I arrived home with a box of fragrant fried chicken and a carton of mashed potatoes, pleased with myself. I’d successfully accomplished all my required duties as a wife, mom, and daughter for this Wednesday evening – all while meeting my desire to attend class. As I pulled into the garage, I was feeling accomplished indeed! Then, all of a sudden, reality hit me. This was WEDNESDAY evening! Because I attend class on Wednesday evening, I don’t cook dinner! The fried chicken I’d seen so clearly in my mind was supposed to be for Thursday’s dinner!
Now, you might be thinking, “What’s the big deal? Just switch the dinner schedule.” That’s easier said than done in my house. For the past few years, our daughter prepares “breakfast for dinner” on Wednesdays. Because she’s on the autism spectrum, she’s very rigid about scheduling. She wouldn’t take easily to the idea of switching nights. Yet, I knew that it would be better to eat the fried chicken that night – it’s best when fresh and hot from the grocery. As I stood in the garage, fried chicken in hand, my stomach tensed, and my heart raced. I didn’t want to face the upset that my screw-up would cause. At this point, my programming kicked in full throttle. I felt myself getting furiously angry with myself for being so stupid. Just imagine what I was saying to myself inside my head! A General Audience version of it went like this: “How could I be so stupid as to buy dinner tonight when I knew perfectly well that it was Wednesday?” My over-active amygdala, tasked with making sure I survived, was frantically looking for a way out of this predicament. At the very moment when I thought I would explode in fear, anger, and self-abuse, I laughed!
That’s right, I laughed! Somehow after years of working toward just such a moment, I had achieved the impossible.
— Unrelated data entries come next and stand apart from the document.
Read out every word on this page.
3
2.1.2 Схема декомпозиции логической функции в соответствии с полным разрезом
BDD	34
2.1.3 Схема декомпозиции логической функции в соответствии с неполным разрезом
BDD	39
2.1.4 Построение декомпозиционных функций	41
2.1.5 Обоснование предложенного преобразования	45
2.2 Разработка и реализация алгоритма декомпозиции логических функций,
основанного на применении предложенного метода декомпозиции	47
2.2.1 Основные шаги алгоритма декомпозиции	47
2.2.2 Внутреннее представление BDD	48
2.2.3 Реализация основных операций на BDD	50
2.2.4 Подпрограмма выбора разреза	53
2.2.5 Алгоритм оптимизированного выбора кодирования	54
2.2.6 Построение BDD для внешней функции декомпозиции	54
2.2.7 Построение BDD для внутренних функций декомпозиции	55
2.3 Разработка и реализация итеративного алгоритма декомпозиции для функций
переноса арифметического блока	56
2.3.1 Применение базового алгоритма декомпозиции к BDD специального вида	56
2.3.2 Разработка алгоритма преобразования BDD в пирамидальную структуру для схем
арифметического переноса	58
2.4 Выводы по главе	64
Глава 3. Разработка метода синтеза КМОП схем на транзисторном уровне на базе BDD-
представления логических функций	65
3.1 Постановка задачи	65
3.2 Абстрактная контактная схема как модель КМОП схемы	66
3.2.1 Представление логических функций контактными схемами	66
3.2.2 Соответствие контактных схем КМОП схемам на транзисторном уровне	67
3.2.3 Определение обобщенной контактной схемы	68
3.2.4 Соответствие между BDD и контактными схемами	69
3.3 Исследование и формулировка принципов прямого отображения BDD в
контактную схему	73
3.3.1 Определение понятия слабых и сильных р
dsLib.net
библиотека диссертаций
I, the “Real I,” not the programmed mini-me that runs around being Jean, had awakened from its slumber. That “I” had looked at mini-me standing there in the garage holding a box of fried chicken and asked: “What does this seeming mistake have to do with the one whole and precious Essence that you are?” The answer was, of course, not a damn thing! So that’s why I laughed.
Still laughing, I walked into the house and announced that I’d made a hilarious mistake. Instead of walking in furious at myself and infecting everyone there with my negative emotions, I walked in as Who I Really Am. The result was magical, almost miraculous. As I shared my story with my family, we all sat down to eat fried chicken. We all had a good laugh at the ridiculousness of my knowing it was Wednesday and forgetting it was Wednesday all at the same time. Our daughter even suggested that she fix breakfast for dinner on Thursday!
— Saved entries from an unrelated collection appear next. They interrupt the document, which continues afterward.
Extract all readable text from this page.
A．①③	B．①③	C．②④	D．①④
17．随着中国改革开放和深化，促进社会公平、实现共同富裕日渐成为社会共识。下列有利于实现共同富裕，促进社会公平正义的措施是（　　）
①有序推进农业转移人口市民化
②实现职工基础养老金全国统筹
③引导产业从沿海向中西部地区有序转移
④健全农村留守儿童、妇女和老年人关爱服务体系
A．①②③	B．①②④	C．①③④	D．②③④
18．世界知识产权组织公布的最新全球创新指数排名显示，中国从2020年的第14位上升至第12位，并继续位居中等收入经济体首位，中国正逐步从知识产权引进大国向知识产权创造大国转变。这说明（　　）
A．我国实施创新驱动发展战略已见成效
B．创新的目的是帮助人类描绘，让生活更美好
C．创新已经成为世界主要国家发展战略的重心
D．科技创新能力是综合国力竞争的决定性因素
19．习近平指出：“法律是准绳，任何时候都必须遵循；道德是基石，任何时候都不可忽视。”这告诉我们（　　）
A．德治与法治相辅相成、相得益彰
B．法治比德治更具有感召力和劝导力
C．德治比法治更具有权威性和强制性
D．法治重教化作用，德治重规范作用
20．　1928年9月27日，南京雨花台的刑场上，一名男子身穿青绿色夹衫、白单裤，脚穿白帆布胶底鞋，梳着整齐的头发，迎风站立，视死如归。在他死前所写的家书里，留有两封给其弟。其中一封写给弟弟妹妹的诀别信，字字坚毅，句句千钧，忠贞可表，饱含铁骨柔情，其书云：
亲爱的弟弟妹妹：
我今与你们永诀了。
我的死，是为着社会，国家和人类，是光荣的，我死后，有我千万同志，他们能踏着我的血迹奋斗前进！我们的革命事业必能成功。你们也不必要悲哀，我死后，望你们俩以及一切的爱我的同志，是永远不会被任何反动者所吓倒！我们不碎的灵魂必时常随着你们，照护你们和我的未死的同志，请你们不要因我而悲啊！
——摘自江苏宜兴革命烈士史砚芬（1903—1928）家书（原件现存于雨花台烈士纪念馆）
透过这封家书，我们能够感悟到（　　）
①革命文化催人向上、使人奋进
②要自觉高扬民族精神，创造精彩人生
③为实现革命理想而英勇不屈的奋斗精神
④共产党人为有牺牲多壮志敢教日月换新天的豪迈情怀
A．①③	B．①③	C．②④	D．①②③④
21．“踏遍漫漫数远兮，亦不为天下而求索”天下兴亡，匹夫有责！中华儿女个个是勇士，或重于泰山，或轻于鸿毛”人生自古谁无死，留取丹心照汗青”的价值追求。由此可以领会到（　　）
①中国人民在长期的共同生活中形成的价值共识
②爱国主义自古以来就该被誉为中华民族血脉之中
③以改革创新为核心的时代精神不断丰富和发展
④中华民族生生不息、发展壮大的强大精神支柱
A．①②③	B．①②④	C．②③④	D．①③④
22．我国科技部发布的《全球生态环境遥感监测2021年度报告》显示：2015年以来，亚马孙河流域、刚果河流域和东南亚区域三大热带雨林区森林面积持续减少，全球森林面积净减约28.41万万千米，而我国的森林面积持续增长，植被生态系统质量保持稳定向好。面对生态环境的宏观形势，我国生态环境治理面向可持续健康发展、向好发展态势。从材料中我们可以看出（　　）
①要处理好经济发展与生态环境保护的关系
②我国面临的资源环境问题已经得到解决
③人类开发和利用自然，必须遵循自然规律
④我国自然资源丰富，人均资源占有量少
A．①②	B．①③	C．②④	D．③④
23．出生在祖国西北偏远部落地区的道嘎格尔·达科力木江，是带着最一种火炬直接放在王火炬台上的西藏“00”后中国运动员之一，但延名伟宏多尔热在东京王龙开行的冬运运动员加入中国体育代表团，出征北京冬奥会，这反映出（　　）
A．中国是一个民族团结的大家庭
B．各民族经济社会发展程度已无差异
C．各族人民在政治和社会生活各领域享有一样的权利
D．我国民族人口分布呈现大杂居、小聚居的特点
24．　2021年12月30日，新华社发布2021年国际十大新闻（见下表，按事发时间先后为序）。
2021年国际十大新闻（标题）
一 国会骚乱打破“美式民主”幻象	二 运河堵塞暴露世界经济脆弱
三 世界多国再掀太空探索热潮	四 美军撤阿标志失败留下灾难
Such is the state of sleepwalking in which most of us spend every supposedly “waking” moment of our entire lives. All the upset that we endure (and maybe even secretly welcome) can be avoided by seeing whatever is going “wrong” as the perfect opportunity to grow in spiritual understanding. When we know Who We Really Are, we can begin to live as Who We Really Are. Awareness and understanding precede being. Understanding allows us to know that what’s happening outside – in the external physical world – is meaningless. It is all here to show us the way inside where true freedom lies. When we live from the awareness that we are more than our programmed selves, we enter the heaven on earth that Jesus inhabited – the ability to be “in the world, not of the world.” So step outside your mind-made self. Here you will enjoy the freedom and peace that is the birthright of your True Self. Namaste!